6. Combien de temps durera-t-elle?

Encore une fois, cela dépendra du lieu où vous vous situerez. Du début à la fin, elle durera plus de deux heures. Mais son maximum (moment où la Lune cache le Soleil) est difficile à déterminer.

On ne peut pas dire qu’il y ait une durée pour le maximum, puisque c’est instantané. C’est comme monter une montagne, arriver au sommet, puis redescendre. Marc Jobin

Cela dit, le moment où les observateurs auront l’impression que la Lune recouvre le Soleil variera de 2 min sur la côte ouest américaine à un peu plus de 2 min 30 sur la côte est. La durée maximale de l’éclipse (2 min 40) aura lieu près de la ville de Carbondale, en Illinois.

7. Est-ce que le ciel doit être dégagé?

Oui et non. Quelques nuages n’entraveront pas le phénomène; mais si le ciel est complètement couvert, les observateurs canadiens ne pourront même pas savoir qu’une éclipse se déroule au-dessus d’eux en se fiant à la luminosité ambiante, sauf peut-être ceux qui se trouvent dans le sud de la Colombie-Britannique.

Au Québec et dans la région de Montréal, les chances de bénéficier d’un ciel complètement dégagé lors de l’éclipse ne sont pas idéales à ce temps-ci de l’année. Les statistiques montrent que la fraction du ciel couverte de nuages est d’environ 50 % en moyenne en après-midi.

Cependant, comme la durée totale de l’événement est assez longue et en l’absence de véritable « moment critique » à ne pas manquer, comme lors d’une éclipse totale, même un ciel partiellement nuageux permet de suivre son évolution.

8. Est-ce dangereux de la regarder à l’œil nu?

Oui, très dangereux, que l’éclipse soit totale ou partielle. Il ne faut jamais regarder le Soleil, et ce, même en temps normal. Aucune paire de lunettes fumées vendues en magasin ne permet de regarder directement le Soleil.

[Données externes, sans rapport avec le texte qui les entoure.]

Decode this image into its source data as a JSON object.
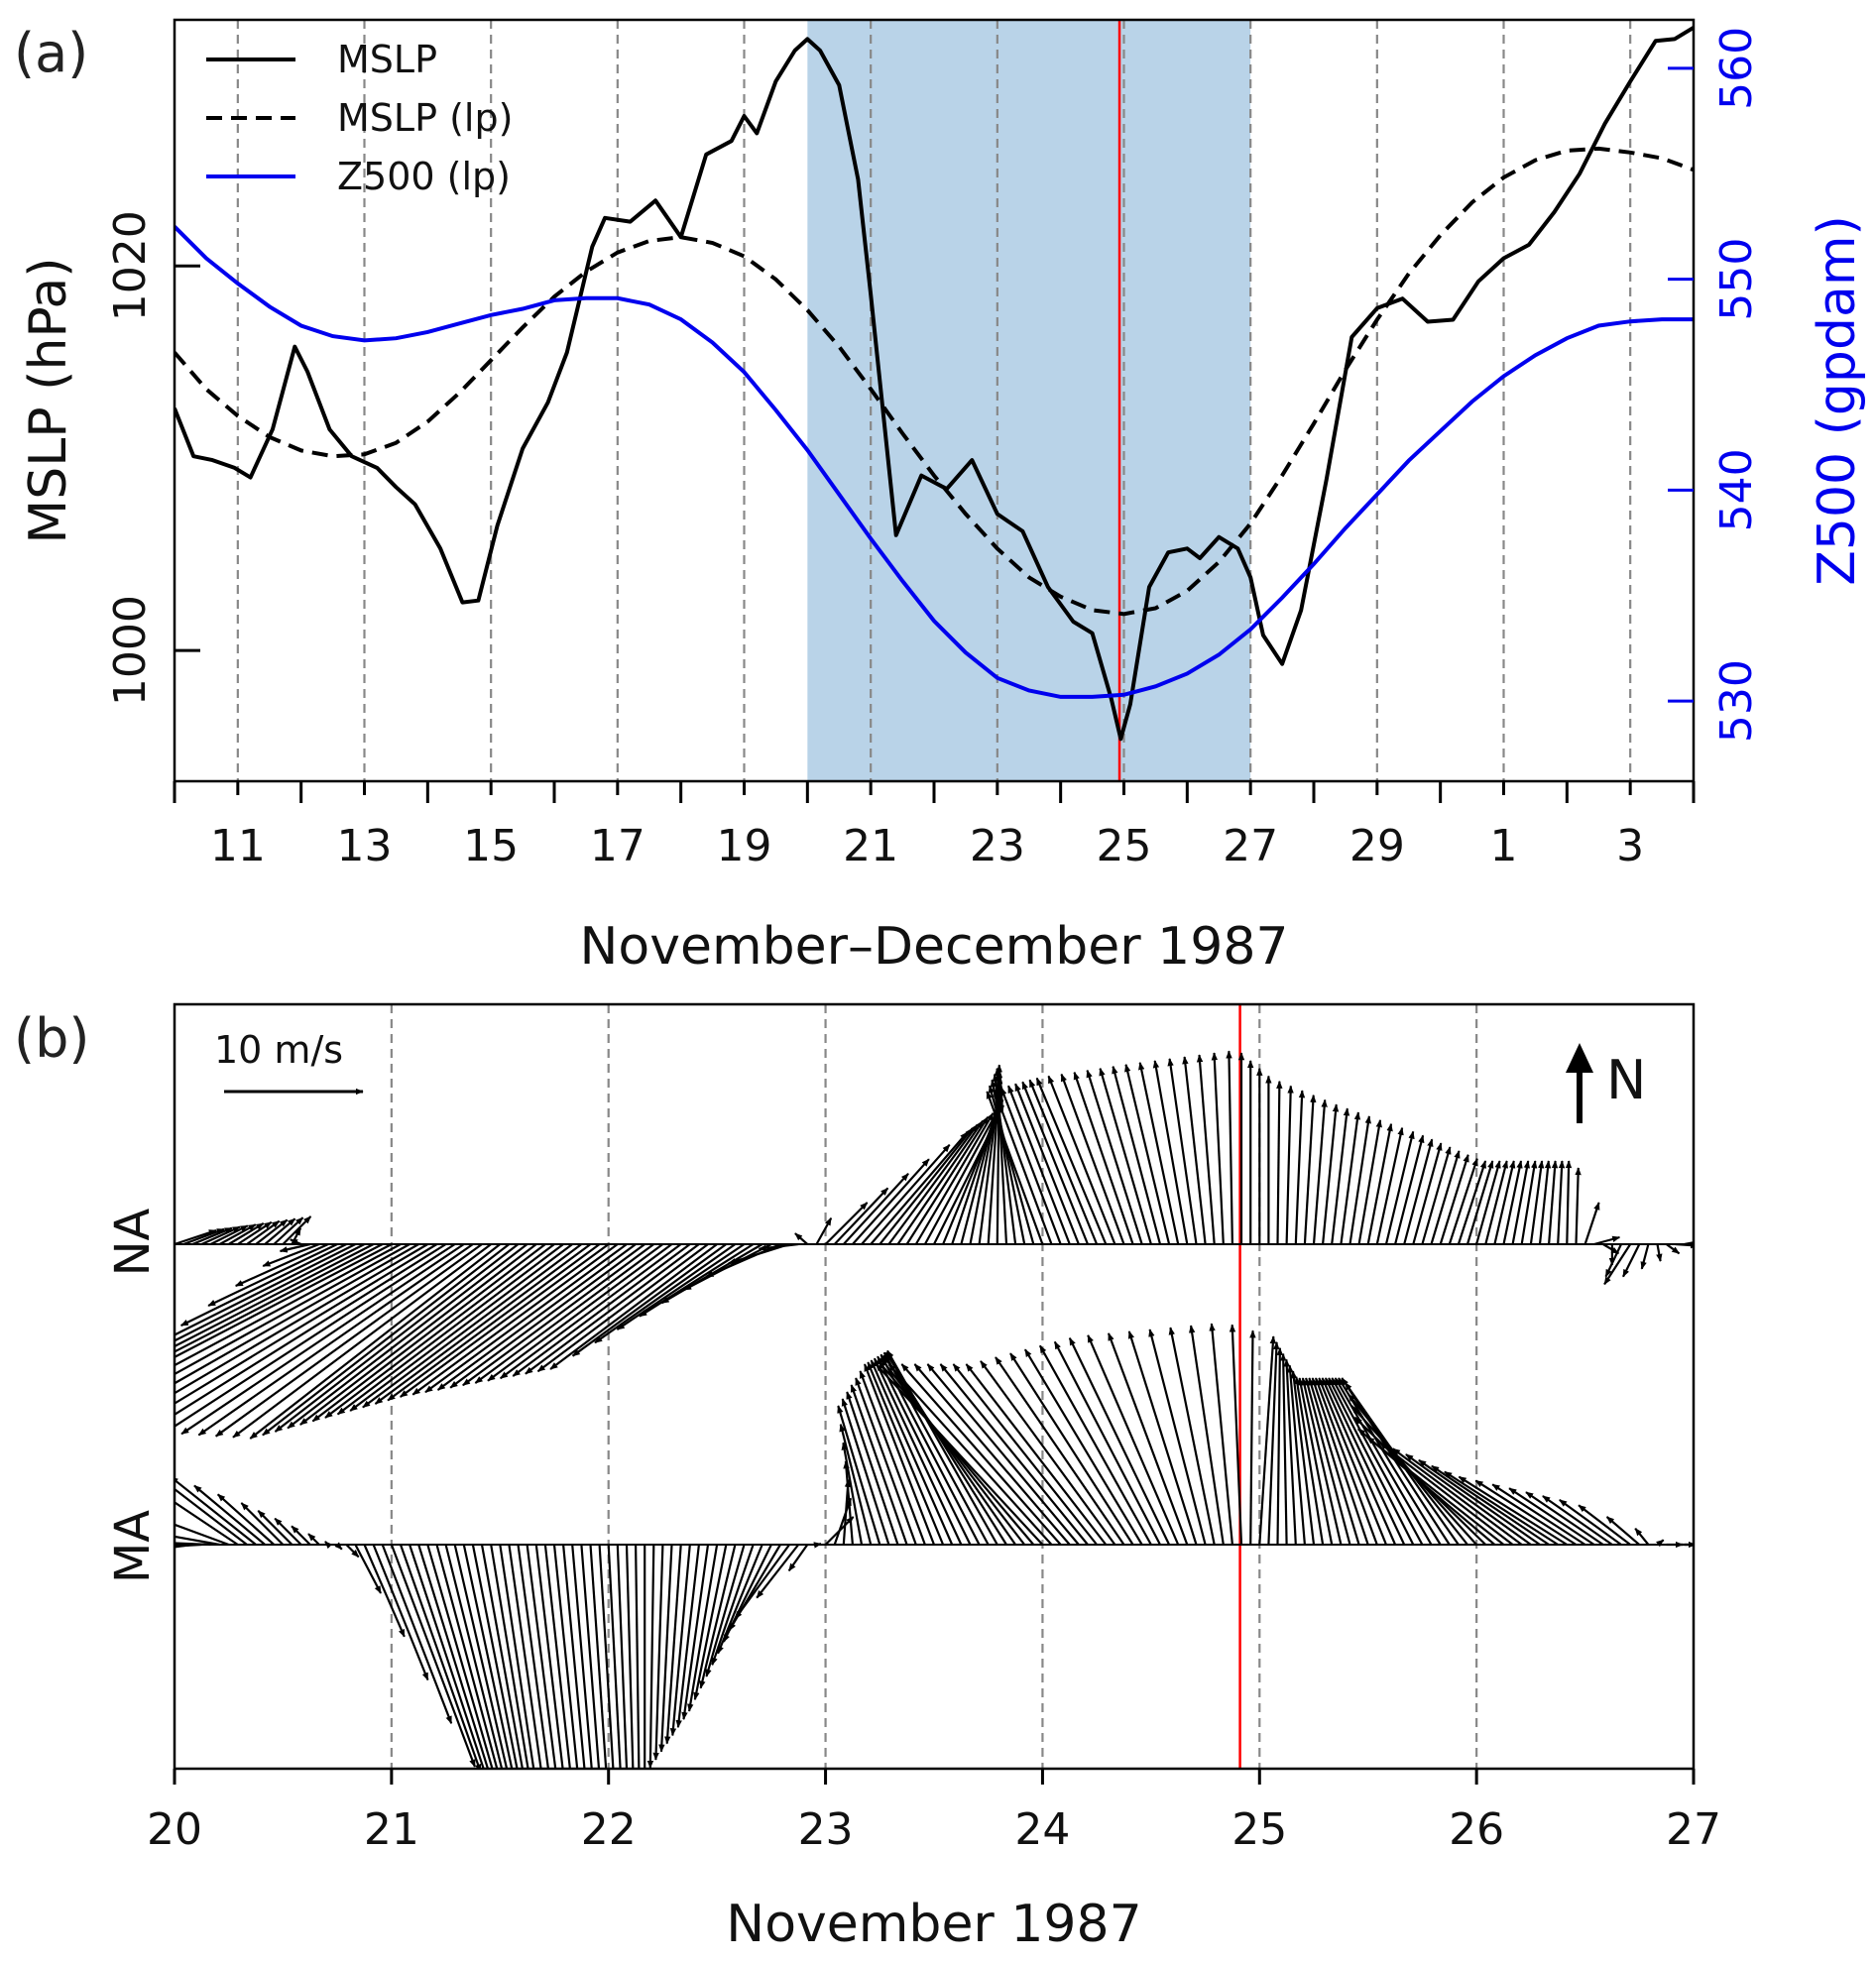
{
  "chart_data": [
    {
      "panel_label": "(a)",
      "type": "line",
      "xlabel": "November–December 1987",
      "x_unit": "days since 00 UTC 10 November 1987",
      "xlim": [
        0,
        24
      ],
      "x_ticks": [
        1,
        3,
        5,
        7,
        9,
        11,
        13,
        15,
        17,
        19,
        21,
        23
      ],
      "x_tick_labels": [
        "11",
        "13",
        "15",
        "17",
        "19",
        "21",
        "23",
        "25",
        "27",
        "29",
        "1",
        "3"
      ],
      "x_minor_ticks": [
        0,
        2,
        4,
        6,
        8,
        10,
        12,
        14,
        16,
        18,
        20,
        22,
        24
      ],
      "y_left": {
        "label": "MSLP (hPa)",
        "lim": [
          993.2,
          1032.8
        ],
        "ticks": [
          1000,
          1020
        ],
        "tick_labels": [
          "1000",
          "1020"
        ],
        "color": "#000000"
      },
      "y_right": {
        "label": "Z500 (gpdam)",
        "lim": [
          526.2,
          562.3
        ],
        "ticks": [
          530,
          540,
          550,
          560
        ],
        "tick_labels": [
          "530",
          "540",
          "550",
          "560"
        ],
        "color": "#0000ee"
      },
      "vlines_dashed": [
        1,
        3,
        5,
        7,
        9,
        11,
        13,
        15,
        17,
        19,
        21,
        23
      ],
      "shaded_interval": [
        10,
        17
      ],
      "event_line": 14.93,
      "legend": {
        "position": "top-left",
        "entries": [
          "MSLP",
          "MSLP (lp)",
          "Z500 (lp)"
        ]
      },
      "series": [
        {
          "name": "MSLP",
          "axis": "left",
          "style": "solid",
          "color": "#000000",
          "x": [
            0,
            0.3,
            0.6,
            0.95,
            1.2,
            1.55,
            1.9,
            2.1,
            2.45,
            2.8,
            3.2,
            3.5,
            3.8,
            4.2,
            4.55,
            4.8,
            5.1,
            5.5,
            5.9,
            6.2,
            6.6,
            6.8,
            7.2,
            7.6,
            8.0,
            8.4,
            8.8,
            9.0,
            9.2,
            9.5,
            9.8,
            10.0,
            10.2,
            10.5,
            10.8,
            11.0,
            11.4,
            11.8,
            12.2,
            12.6,
            13.0,
            13.4,
            13.8,
            14.2,
            14.5,
            14.8,
            14.95,
            15.1,
            15.4,
            15.7,
            16.0,
            16.2,
            16.5,
            16.8,
            17.0,
            17.2,
            17.5,
            17.8,
            18.2,
            18.6,
            19.0,
            19.4,
            19.8,
            20.2,
            20.6,
            21.0,
            21.4,
            21.8,
            22.2,
            22.6,
            23.0,
            23.4,
            23.7,
            24.0
          ],
          "y": [
            1012.6,
            1010.1,
            1009.9,
            1009.5,
            1009.0,
            1011.5,
            1015.8,
            1014.5,
            1011.5,
            1010.1,
            1009.5,
            1008.5,
            1007.6,
            1005.3,
            1002.5,
            1002.6,
            1006.5,
            1010.5,
            1012.9,
            1015.5,
            1021.0,
            1022.5,
            1022.3,
            1023.4,
            1021.5,
            1025.8,
            1026.5,
            1027.8,
            1026.9,
            1029.6,
            1031.2,
            1031.8,
            1031.2,
            1029.4,
            1024.5,
            1018.5,
            1006.0,
            1009.1,
            1008.4,
            1009.9,
            1007.1,
            1006.2,
            1003.3,
            1001.5,
            1000.9,
            997.5,
            995.4,
            997.2,
            1003.3,
            1005.1,
            1005.3,
            1004.8,
            1005.9,
            1005.3,
            1003.8,
            1000.8,
            999.3,
            1002.1,
            1008.9,
            1016.3,
            1017.8,
            1018.3,
            1017.1,
            1017.2,
            1019.2,
            1020.4,
            1021.1,
            1022.8,
            1024.8,
            1027.4,
            1029.6,
            1031.7,
            1031.8,
            1032.4
          ]
        },
        {
          "name": "MSLP (lp)",
          "axis": "left",
          "style": "dashed",
          "color": "#000000",
          "x": [
            0,
            0.5,
            1,
            1.5,
            2,
            2.5,
            3,
            3.5,
            4,
            4.5,
            5,
            5.5,
            6,
            6.5,
            7,
            7.5,
            8,
            8.5,
            9,
            9.5,
            10,
            10.5,
            11,
            11.5,
            12,
            12.5,
            13,
            13.5,
            14,
            14.5,
            15,
            15.5,
            16,
            16.5,
            17,
            17.5,
            18,
            18.5,
            19,
            19.5,
            20,
            20.5,
            21,
            21.5,
            22,
            22.5,
            23,
            23.5,
            24
          ],
          "y": [
            1015.5,
            1013.6,
            1012.2,
            1011.1,
            1010.4,
            1010.1,
            1010.2,
            1010.8,
            1011.9,
            1013.4,
            1015.1,
            1016.8,
            1018.4,
            1019.7,
            1020.7,
            1021.3,
            1021.5,
            1021.2,
            1020.5,
            1019.3,
            1017.7,
            1015.8,
            1013.6,
            1011.3,
            1009.1,
            1007.1,
            1005.3,
            1003.8,
            1002.8,
            1002.1,
            1001.9,
            1002.2,
            1003.1,
            1004.6,
            1006.6,
            1009.1,
            1011.8,
            1014.6,
            1017.2,
            1019.6,
            1021.6,
            1023.3,
            1024.6,
            1025.5,
            1026.0,
            1026.1,
            1025.9,
            1025.6,
            1025.0
          ]
        },
        {
          "name": "Z500 (lp)",
          "axis": "right",
          "style": "solid",
          "color": "#0000ee",
          "x": [
            0,
            0.5,
            1,
            1.5,
            2,
            2.5,
            3,
            3.5,
            4,
            4.5,
            5,
            5.5,
            6,
            6.5,
            7,
            7.5,
            8,
            8.5,
            9,
            9.5,
            10,
            10.5,
            11,
            11.5,
            12,
            12.5,
            13,
            13.5,
            14,
            14.5,
            15,
            15.5,
            16,
            16.5,
            17,
            17.5,
            18,
            18.5,
            19,
            19.5,
            20,
            20.5,
            21,
            21.5,
            22,
            22.5,
            23,
            23.5,
            24
          ],
          "y": [
            552.5,
            551.0,
            549.8,
            548.7,
            547.8,
            547.3,
            547.1,
            547.2,
            547.5,
            547.9,
            548.3,
            548.6,
            549.0,
            549.1,
            549.1,
            548.8,
            548.1,
            547.0,
            545.6,
            543.8,
            541.9,
            539.8,
            537.7,
            535.7,
            533.8,
            532.3,
            531.1,
            530.5,
            530.2,
            530.2,
            530.3,
            530.7,
            531.3,
            532.2,
            533.4,
            534.9,
            536.5,
            538.2,
            539.8,
            541.4,
            542.8,
            544.2,
            545.4,
            546.4,
            547.2,
            547.8,
            548.0,
            548.1,
            548.1
          ]
        }
      ]
    },
    {
      "panel_label": "(b)",
      "type": "quiver",
      "xlabel": "November 1987",
      "x_unit": "day of November 1987",
      "xlim": [
        20,
        27
      ],
      "x_ticks": [
        20,
        21,
        22,
        23,
        24,
        25,
        26,
        27
      ],
      "x_tick_labels": [
        "20",
        "21",
        "22",
        "23",
        "24",
        "25",
        "26",
        "27"
      ],
      "vlines_dashed": [
        21,
        22,
        23,
        24,
        25,
        26
      ],
      "event_line": 24.91,
      "scale_arrow": {
        "label": "10 m/s",
        "speed_ms": 10
      },
      "north_arrow_label": "N",
      "speed_unit": "m/s",
      "interval_hours": 1,
      "rows": [
        {
          "label": "NA",
          "t": [
            20.0,
            20.5,
            20.65,
            21.0,
            21.5,
            22.0,
            22.5,
            22.85,
            23.0,
            23.2,
            23.5,
            23.8,
            24.0,
            24.3,
            24.6,
            24.9,
            25.05,
            25.3,
            25.6,
            25.9,
            26.2,
            26.45,
            26.55,
            26.7,
            27.0
          ],
          "u": [
            3,
            2,
            -3,
            -25,
            -18,
            -15,
            -12,
            -4,
            3,
            7,
            5,
            0,
            -4,
            -5,
            -3,
            0,
            0,
            1,
            2,
            2,
            1,
            0,
            2,
            -2,
            3
          ],
          "v": [
            1,
            2,
            -1,
            -13,
            -14,
            -11,
            -9,
            -1,
            3,
            8,
            10,
            13,
            11,
            12,
            13,
            14,
            12,
            10,
            8,
            6,
            6,
            6,
            0,
            -3,
            1
          ]
        },
        {
          "label": "MA",
          "t": [
            20.0,
            20.3,
            20.5,
            20.8,
            21.0,
            21.5,
            22.0,
            22.5,
            22.85,
            23.0,
            23.25,
            23.5,
            23.8,
            24.0,
            24.3,
            24.6,
            24.9,
            25.0,
            25.3,
            25.6,
            25.9,
            26.1,
            26.4,
            26.7,
            26.85,
            27.0
          ],
          "u": [
            -25,
            -8,
            -3,
            1,
            6,
            3,
            1,
            -2,
            -4,
            2,
            -3,
            -5,
            -8,
            -12,
            -10,
            -7,
            -1,
            1,
            -2,
            -5,
            -8,
            -10,
            -8,
            -4,
            1,
            2
          ],
          "v": [
            -6,
            6,
            3,
            -1,
            -16,
            -20,
            -19,
            -12,
            -5,
            2,
            10,
            13,
            14,
            13,
            13,
            15,
            16,
            15,
            12,
            12,
            12,
            8,
            5,
            3,
            0,
            0
          ]
        }
      ]
    }
  ]
}
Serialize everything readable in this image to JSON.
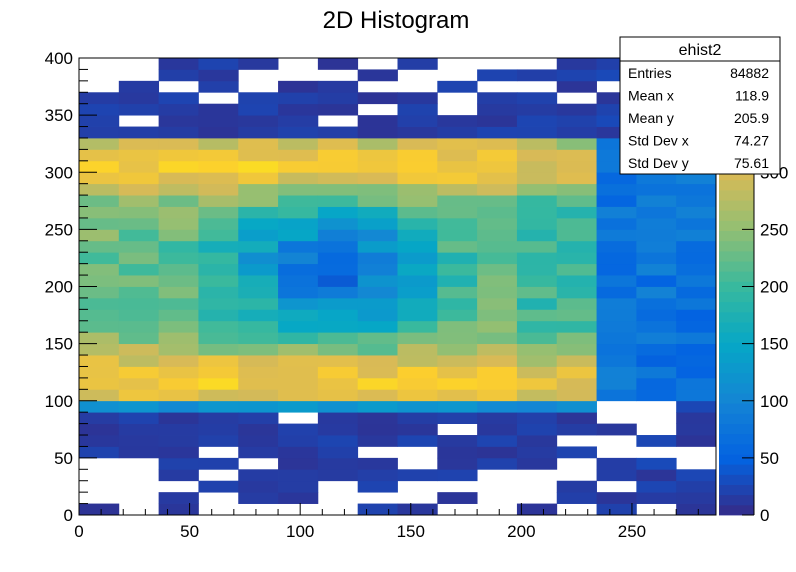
{
  "chart_data": {
    "type": "heatmap",
    "title": "2D Histogram",
    "x_axis": {
      "range": [
        0,
        288
      ],
      "ticks": [
        "0",
        "50",
        "100",
        "150",
        "200",
        "250"
      ],
      "tick_values": [
        0,
        50,
        100,
        150,
        200,
        250
      ],
      "label": ""
    },
    "y_axis": {
      "range": [
        0,
        400
      ],
      "ticks": [
        "0",
        "50",
        "100",
        "150",
        "200",
        "250",
        "300",
        "350",
        "400"
      ],
      "tick_values": [
        0,
        50,
        100,
        150,
        200,
        250,
        300,
        350,
        400
      ],
      "label": ""
    },
    "z_axis": {
      "range": [
        0,
        400
      ],
      "ticks": [
        "0",
        "50",
        "100",
        "150",
        "200",
        "250",
        "300"
      ],
      "tick_values": [
        0,
        50,
        100,
        150,
        200,
        250,
        300
      ],
      "palette": "kBird"
    },
    "bins": {
      "x_count": 16,
      "y_count": 40,
      "x_width": 18,
      "y_width": 10
    },
    "colors": [
      "#352a87",
      "#0363e1",
      "#1485d4",
      "#06a7c6",
      "#38b99e",
      "#92bf73",
      "#d9ba56",
      "#fcce2e",
      "#f9fb0e"
    ],
    "grid": false,
    "stats_box": {
      "name": "ehist2",
      "rows": [
        {
          "label": "Entries",
          "value": "84882"
        },
        {
          "label": "Mean x",
          "value": "118.9"
        },
        {
          "label": "Mean y",
          "value": "205.9"
        },
        {
          "label": "Std Dev x",
          "value": "74.27"
        },
        {
          "label": "Std Dev y",
          "value": "75.61"
        }
      ]
    }
  }
}
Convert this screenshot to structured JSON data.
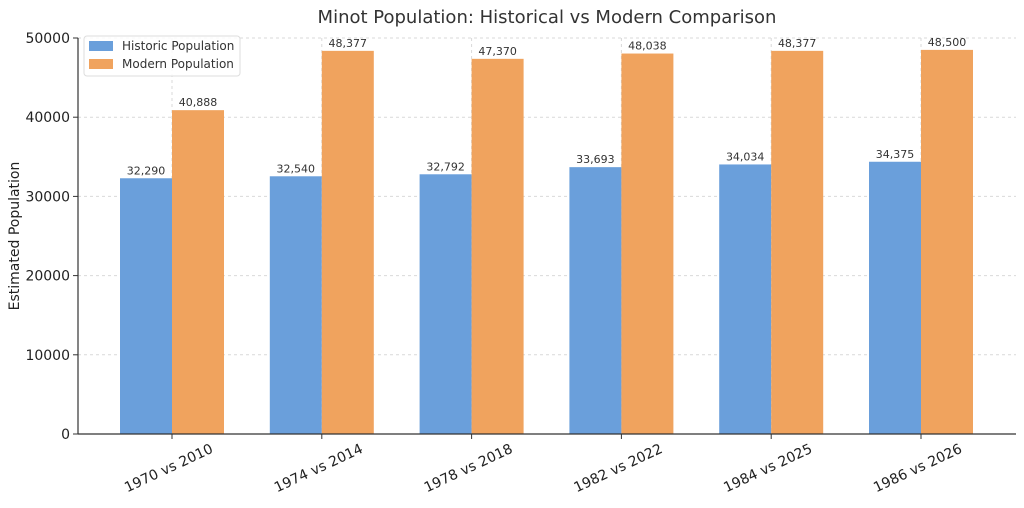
{
  "chart_data": {
    "type": "bar",
    "title": "Minot Population: Historical vs Modern Comparison",
    "xlabel": "",
    "ylabel": "Estimated Population",
    "categories": [
      "1970 vs 2010",
      "1974 vs 2014",
      "1978 vs 2018",
      "1982 vs 2022",
      "1984 vs 2025",
      "1986 vs 2026"
    ],
    "series": [
      {
        "name": "Historic Population",
        "color": "#6a9fdb",
        "values": [
          32290,
          32540,
          32792,
          33693,
          34034,
          34375
        ],
        "labels": [
          "32,290",
          "32,540",
          "32,792",
          "33,693",
          "34,034",
          "34,375"
        ]
      },
      {
        "name": "Modern Population",
        "color": "#f0a35e",
        "values": [
          40888,
          48377,
          47370,
          48038,
          48377,
          48500
        ],
        "labels": [
          "40,888",
          "48,377",
          "47,370",
          "48,038",
          "48,377",
          "48,500"
        ]
      }
    ],
    "ylim": [
      0,
      50000
    ],
    "yticks": [
      0,
      10000,
      20000,
      30000,
      40000,
      50000
    ],
    "ytick_labels": [
      "0",
      "10000",
      "20000",
      "30000",
      "40000",
      "50000"
    ],
    "grid": true,
    "legend_position": "top-left"
  }
}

À l’œil nu ou avec un instrument d’optique comme un télescope, il est essentiel d’utiliser des filtres appropriés et conçus spécialement pour observer le Soleil. Il est possible de s’en procurer dans les boutiques d’astronomie; ils portent l’homologation ISO 12312-2:2015.

Il faut être vraiment prudent, car une brûlure des cellules rétiniennes de l’œil ne provoque aucune douleur, et les cellules détruites ne se régénèrent jamais.

9. Quels sont les autres moyens pour l’observer?

Si vous n’avez pas de lunettes ISO, vous pouvez projeter l’image du Soleil sur un écran. Cette méthode est la plus sécuritaire et la moins coûteuse. Le site Internet du Planétarium Rio Tinto Alcan explique les différentes méthodes que vous pouvez utiliser.

10. À quand une éclipse totale du Soleil au Québec?

La prochaine se produira le 8 avril 2024. Montréal sera coupée en deux par le phénomène.

La zone de totalité va remonter le long des Grands Lacs, et la limite nord va traverser l’île de Montréal. Laval ne sera pas dans la bande de totalité, mais l’Estrie et la Montérégie, oui. Marc Jobin

L’éclipse au Planétarium Rio Tinto Alcan

À partir de 13 h 15 le lundi 21 août, le Planétarium organise une observation en direct de l’éclipse partielle du Soleil avec les astronomes amateurs. Une programmation spéciale a été conçue pour la journée, et l’entrée est libre. Des lunettes d’observation sécuritaires seront distribuées gratuitement sur les lieux.